Stability AIが最大6分間の楽曲生成が可能な新オーディオモデルを公開
6分間、という数字をどう受け取るか。それがたぶん、このニュースの読みどころだ。
Stability AIが新しいオーディオモデルを公開した。最大の特徴は、最長6分間の楽曲を生成できること。そして公開されたモデルのうち3つはオープンウェイト、つまり誰でも中身を取り出して、自分のツールや環境に組み込める形で配布されている。
まずこの「6分」について少し考えてみたい。これまでのAI楽曲生成ツールが抱えてきた課題のひとつに、尺の短さがあった。サビまで到達する前に終わる、展開が作れない、ループ素材の域を出ない。そういう現場の声は少なくなかった。6分という長さは、イントロからアウトロまでひとつの流れを持たせるのに十分な時間だ。少なくとも構造を持った「楽曲」を語れる最低ラインには近づいた、と見ていい。

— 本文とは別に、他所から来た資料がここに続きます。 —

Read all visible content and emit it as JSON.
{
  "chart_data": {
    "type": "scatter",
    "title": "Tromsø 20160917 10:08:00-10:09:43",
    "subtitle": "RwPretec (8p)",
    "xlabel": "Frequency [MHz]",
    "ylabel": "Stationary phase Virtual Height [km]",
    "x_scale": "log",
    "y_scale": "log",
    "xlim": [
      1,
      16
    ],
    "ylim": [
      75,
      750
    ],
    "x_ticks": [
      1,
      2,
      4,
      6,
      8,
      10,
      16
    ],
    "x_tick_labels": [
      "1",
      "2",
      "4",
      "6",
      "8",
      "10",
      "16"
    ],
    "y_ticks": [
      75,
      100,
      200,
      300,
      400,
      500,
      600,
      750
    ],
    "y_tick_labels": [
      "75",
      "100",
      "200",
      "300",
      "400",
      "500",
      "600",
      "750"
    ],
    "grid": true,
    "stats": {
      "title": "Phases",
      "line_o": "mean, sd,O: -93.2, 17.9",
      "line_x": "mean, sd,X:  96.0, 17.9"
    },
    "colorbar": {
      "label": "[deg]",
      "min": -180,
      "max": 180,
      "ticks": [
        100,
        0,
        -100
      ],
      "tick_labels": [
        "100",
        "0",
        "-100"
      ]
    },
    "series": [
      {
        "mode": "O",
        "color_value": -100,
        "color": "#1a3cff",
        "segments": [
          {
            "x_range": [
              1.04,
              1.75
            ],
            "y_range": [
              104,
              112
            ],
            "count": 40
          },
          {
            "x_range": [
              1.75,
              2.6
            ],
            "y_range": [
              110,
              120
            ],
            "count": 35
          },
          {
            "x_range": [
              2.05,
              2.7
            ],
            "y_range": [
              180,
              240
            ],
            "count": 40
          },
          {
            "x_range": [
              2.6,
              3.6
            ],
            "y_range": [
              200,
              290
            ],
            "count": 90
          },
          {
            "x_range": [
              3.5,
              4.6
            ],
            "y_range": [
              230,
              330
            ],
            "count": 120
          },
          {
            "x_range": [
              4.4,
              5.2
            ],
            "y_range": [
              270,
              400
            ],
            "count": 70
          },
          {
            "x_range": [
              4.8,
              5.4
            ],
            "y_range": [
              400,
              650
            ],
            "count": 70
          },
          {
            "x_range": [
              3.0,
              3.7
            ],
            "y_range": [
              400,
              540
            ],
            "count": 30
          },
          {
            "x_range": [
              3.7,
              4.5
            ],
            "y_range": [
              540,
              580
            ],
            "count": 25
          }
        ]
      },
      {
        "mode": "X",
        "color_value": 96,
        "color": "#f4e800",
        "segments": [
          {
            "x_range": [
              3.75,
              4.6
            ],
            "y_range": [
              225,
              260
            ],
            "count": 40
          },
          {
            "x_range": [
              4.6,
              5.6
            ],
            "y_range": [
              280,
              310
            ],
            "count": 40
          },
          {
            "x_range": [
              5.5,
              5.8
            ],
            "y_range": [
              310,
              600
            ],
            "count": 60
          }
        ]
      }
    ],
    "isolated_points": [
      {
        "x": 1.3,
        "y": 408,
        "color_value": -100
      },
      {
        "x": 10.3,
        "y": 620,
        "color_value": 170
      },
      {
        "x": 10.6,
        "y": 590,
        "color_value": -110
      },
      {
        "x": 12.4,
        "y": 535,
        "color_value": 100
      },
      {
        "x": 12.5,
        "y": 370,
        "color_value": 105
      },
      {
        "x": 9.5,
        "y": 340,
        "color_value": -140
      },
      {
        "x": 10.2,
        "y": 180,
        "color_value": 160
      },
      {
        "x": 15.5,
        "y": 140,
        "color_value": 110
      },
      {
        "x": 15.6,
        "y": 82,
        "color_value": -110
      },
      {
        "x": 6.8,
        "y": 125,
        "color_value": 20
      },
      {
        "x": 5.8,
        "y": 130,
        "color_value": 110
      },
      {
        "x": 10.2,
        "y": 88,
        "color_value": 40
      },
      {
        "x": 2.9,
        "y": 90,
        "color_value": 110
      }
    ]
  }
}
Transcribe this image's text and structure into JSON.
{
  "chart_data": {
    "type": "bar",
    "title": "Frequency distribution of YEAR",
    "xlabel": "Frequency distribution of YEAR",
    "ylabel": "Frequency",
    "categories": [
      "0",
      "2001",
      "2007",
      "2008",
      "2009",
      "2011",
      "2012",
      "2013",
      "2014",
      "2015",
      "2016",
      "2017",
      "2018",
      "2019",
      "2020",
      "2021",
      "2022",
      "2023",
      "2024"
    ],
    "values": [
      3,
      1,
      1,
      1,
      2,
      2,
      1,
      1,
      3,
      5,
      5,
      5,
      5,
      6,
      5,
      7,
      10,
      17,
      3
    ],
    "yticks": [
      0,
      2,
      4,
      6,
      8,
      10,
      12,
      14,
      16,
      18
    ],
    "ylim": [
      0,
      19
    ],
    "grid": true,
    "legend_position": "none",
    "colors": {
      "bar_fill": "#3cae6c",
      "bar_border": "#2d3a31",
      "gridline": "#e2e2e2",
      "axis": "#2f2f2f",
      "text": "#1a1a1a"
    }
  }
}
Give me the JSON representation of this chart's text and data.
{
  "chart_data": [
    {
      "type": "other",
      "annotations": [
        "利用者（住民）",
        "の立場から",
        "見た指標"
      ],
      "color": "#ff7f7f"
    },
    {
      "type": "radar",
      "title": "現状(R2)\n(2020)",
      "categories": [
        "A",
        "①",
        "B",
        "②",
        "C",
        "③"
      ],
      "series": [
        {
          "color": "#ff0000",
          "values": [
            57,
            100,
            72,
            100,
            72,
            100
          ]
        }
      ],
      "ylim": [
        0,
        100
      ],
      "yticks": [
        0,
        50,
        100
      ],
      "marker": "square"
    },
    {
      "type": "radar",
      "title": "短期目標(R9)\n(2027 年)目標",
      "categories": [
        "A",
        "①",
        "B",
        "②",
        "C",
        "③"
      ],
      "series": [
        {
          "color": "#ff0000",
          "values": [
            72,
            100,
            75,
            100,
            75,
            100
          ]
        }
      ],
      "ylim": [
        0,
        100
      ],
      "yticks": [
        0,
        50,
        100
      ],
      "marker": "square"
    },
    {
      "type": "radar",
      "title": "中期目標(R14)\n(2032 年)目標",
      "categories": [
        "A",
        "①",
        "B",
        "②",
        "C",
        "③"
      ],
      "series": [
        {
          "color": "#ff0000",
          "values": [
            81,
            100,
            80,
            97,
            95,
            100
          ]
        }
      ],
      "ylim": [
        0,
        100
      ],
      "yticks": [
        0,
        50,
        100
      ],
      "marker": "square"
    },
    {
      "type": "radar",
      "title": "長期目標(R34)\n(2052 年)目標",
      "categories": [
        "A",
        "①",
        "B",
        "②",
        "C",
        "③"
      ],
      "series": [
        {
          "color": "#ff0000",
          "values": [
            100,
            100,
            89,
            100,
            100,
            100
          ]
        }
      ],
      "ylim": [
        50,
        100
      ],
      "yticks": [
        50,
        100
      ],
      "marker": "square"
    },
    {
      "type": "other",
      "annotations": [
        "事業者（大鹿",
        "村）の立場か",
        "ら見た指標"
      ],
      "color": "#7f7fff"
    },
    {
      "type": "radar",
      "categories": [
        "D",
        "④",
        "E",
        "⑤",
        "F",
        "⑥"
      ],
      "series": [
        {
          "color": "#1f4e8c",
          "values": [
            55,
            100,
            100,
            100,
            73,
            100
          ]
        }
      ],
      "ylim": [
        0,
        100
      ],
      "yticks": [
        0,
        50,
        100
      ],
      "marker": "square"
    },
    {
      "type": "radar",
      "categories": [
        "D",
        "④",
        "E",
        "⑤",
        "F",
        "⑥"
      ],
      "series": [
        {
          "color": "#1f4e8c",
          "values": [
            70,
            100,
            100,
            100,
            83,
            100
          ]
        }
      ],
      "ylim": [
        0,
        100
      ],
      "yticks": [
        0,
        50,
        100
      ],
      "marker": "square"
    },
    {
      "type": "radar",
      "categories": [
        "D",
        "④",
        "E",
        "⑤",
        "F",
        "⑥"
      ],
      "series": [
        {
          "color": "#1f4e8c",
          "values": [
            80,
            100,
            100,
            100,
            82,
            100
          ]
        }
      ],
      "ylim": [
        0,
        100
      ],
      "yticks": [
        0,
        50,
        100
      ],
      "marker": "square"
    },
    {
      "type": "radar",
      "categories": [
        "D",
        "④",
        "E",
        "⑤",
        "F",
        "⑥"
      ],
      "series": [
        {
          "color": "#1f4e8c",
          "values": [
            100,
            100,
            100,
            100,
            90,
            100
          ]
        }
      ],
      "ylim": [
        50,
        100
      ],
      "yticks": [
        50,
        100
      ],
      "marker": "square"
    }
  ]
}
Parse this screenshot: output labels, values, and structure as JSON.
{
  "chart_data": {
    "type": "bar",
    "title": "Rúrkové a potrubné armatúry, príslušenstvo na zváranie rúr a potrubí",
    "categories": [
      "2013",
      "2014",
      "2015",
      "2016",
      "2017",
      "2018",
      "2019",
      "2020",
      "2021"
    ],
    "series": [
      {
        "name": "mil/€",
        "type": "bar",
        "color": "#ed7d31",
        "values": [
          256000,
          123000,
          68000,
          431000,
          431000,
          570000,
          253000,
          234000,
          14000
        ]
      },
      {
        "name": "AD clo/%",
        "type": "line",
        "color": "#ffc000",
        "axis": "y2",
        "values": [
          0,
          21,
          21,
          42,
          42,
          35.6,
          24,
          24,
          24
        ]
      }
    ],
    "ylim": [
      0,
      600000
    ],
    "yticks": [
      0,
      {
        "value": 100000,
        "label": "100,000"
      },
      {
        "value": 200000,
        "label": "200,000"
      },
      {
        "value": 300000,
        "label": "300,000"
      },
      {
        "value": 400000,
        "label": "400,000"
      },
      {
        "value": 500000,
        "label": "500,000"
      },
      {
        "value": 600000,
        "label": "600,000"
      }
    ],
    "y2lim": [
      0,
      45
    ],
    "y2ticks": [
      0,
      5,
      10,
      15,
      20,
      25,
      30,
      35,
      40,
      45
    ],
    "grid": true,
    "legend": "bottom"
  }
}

もうひとつ、オープンウェイトという点が地味に効く。APIをたたくだけのサービスと違って、モデルの重みを手元に持てるということは、チューニングも、ローカル運用も、既存の制作フローへの統合も、自分のさじ加減でできるということだ。開発者にとっては「素材」として使える。楽曲生成ツールを自作したい人、自分のDAWワークフローに組み込みたい人、あるいはゲームや映像のサウンド自動生成に応用したい人——そういう層には、かなり実用的な選択肢が増えたことになる。
うちの正直な見立てを言えば、「すごい」と「で、どこまで使えるんだ」が同時にある。生成できる時間が伸びることと、その6分間が音楽として聴き応えのある構造を持てるかどうかは、まだ別の話だ。長さは約束してくれても、展開の必然性や感情の起伏まで保証してくれるとは限らない。そこは実際に耳で確かめるしかない領域だ。
ただ、オープンウェイトで公開するという判断は、少なくとも「作り手のコミュニティに委ねる」という意思表示には見える。磨くのは開発者とユーザーだ、という。それをポジティブに読むか、まだ荒削りだから外に出した、と読むかは、使ってみた人間にしかわからない。
じゃあ6分間、何が起きていれば「楽曲」と呼べるのか。AIが作っても人が作っても、その問いはどこかに残り続ける。